Investopedia defines a property bubble as a run-up in housing prices fueled by demand, speculation and the belief that recent history is an infallible forecast of the future. Housing bubbles usually start with an increase in demand, in the face of limited supply which takes a relatively long period of time to replenish and increase. Speculators enter the market, believing that profits can be made through short-term buying and selling. This further drives demand. At some point, demand decreases, or stagnates at the same time supply increases, resulting in a sharp drop in prices – and the bubble bursts.

Housing market indicators

The questions of whether real estate bubbles can be identified and prevented, and whether they have broader macroeconomic significance are answered differently by schools of economic thought. The financial crisis of 2007–2012 was related to the bursting of real estate bubbles around the world, which had begun during the 2000s.

In some schools of heterodox economics, notably Austrian economics and Post-Keynesian economics, real estate bubbles are seen as an example of credit bubbles (pejoratively, speculative bubbles), because property owners generally use borrowed money to purchase property, in the form of mortgages. These are then argued to cause financial and hence economic crises. This is first argued empirically – numerous real estate bubbles have been followed by economic slumps, and it is argued that there is a cause-effect relationship between these.

In attempting to identify bubbles before they burst, economists have developed a number of financial ratios and economic indicators that can be used whether homes in a given area are fairly valued. I will highlight two indicators due to the limited space.

Housing affordability measures

The price to income ratio is the basic affordability measure for housing in a given area. It is generally the ratio of median house prices to median familial disposal incomes, expressed as a percentage or as years of income.

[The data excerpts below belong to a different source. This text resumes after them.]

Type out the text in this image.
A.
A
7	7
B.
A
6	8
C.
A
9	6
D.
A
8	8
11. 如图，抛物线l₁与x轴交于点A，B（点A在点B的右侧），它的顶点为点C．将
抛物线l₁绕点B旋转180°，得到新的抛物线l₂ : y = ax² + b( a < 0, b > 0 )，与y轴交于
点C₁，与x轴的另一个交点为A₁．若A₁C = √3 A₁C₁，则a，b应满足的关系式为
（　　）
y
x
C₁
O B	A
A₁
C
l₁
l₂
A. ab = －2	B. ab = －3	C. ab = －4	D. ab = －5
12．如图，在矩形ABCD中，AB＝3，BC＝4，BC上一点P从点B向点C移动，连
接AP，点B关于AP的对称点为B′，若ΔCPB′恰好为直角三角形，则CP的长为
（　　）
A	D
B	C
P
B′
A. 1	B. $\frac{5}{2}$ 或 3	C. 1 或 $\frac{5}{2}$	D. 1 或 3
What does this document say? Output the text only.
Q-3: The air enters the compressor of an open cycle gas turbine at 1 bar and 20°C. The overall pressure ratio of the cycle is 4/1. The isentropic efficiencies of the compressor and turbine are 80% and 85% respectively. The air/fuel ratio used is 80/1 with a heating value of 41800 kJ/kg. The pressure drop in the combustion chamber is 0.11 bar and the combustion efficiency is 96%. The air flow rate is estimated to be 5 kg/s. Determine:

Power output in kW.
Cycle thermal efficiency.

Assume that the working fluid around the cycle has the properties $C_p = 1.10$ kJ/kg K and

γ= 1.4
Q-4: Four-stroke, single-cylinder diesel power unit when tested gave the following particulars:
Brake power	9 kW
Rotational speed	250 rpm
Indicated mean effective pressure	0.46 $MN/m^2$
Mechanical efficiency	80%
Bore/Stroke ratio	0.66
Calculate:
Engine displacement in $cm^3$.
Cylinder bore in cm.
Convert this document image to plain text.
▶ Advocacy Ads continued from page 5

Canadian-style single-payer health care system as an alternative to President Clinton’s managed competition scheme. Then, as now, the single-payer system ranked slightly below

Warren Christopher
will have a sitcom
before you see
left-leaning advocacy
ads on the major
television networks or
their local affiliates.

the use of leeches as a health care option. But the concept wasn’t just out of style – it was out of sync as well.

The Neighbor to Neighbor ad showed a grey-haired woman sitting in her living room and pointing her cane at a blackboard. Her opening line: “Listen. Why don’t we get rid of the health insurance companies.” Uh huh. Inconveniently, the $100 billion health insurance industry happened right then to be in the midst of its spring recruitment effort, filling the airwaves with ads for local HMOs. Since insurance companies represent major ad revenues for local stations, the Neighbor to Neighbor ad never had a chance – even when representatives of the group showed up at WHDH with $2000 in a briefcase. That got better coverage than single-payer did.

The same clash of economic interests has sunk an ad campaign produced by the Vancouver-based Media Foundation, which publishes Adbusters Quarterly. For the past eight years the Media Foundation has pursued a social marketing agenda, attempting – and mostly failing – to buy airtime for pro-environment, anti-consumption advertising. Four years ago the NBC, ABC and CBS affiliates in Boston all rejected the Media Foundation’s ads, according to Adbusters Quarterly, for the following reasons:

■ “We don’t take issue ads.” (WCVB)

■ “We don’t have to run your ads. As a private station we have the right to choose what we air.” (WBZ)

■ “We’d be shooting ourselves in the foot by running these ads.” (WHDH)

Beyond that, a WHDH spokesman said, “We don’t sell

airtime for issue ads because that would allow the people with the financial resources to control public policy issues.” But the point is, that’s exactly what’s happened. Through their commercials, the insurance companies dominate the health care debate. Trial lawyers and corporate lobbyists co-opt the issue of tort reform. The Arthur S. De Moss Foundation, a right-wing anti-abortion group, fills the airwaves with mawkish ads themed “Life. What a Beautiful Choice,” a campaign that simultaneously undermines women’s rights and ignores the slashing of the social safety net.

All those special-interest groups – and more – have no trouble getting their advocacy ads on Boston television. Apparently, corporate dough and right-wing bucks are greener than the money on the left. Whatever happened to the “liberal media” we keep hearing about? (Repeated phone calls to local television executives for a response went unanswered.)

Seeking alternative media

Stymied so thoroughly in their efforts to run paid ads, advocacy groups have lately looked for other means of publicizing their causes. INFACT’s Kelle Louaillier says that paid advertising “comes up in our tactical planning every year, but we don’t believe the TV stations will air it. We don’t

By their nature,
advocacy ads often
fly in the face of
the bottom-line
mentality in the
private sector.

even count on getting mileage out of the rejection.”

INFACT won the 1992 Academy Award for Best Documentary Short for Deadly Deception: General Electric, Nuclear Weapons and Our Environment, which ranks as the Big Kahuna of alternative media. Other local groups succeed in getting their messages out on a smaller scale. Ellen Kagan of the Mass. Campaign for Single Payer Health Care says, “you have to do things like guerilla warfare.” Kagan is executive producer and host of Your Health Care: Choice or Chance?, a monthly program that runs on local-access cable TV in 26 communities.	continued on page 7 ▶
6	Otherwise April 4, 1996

The deposit to income ratio is the minimum down payment for a typical mortgage, expressed in months or years of income. It is especially important for first time-buyers without existing home equity: if the down payment becomes too high, then those buyers may find themselves “priced out of the market”.

Despite periodic reminders by the Bangko Sentral ng Pilipinas to banks to be mindful of their lending activities to property concerns, my observation is that lending practices have relaxed, allowing greater multiples of income to be borrowed. Some speculate that this practice in the long term cannot be sustained and may ultimately lead to unaffordable mortgage payments, and repossession for many.

Banko Sentral intervention

Our central bank announced it will enhance oversight of real-estate lending this year to help curb speculation and improve its ability to prevent a property bubble from forming. It ordered banks to further tighten their lending standards for commercial real estate loans and provide more details on collateral requirements and loan covenants, including real-estate disclosure on investments in stocks and bonds that fund property ventures and loans to developers of low-cost homes. Closer monitoring will encourage banks “to exercise more self-restraint,” according to Deputy Governor Nestor Espenilla.

Bangko Sentral ng Pilipinas Deputy Governor Diwa Guinigundo said in an interview that it was a preemptive move. “We don’t see at this point signs of strains in the market but we don’t want to wait for that. That’s the trick with asset bubble; when you see it, that means it has formed and you’re too late.”

Recognizing when a bubble may occur becomes easier with the ability to spot red flags in the areas of lending, spending and employment.

Together with the head of research of Jones Lang La Salle Mr. Claro Cordero, I will do a full diagnostic and recommend solutions so property developers can manage growth should an event like a property bubble happen.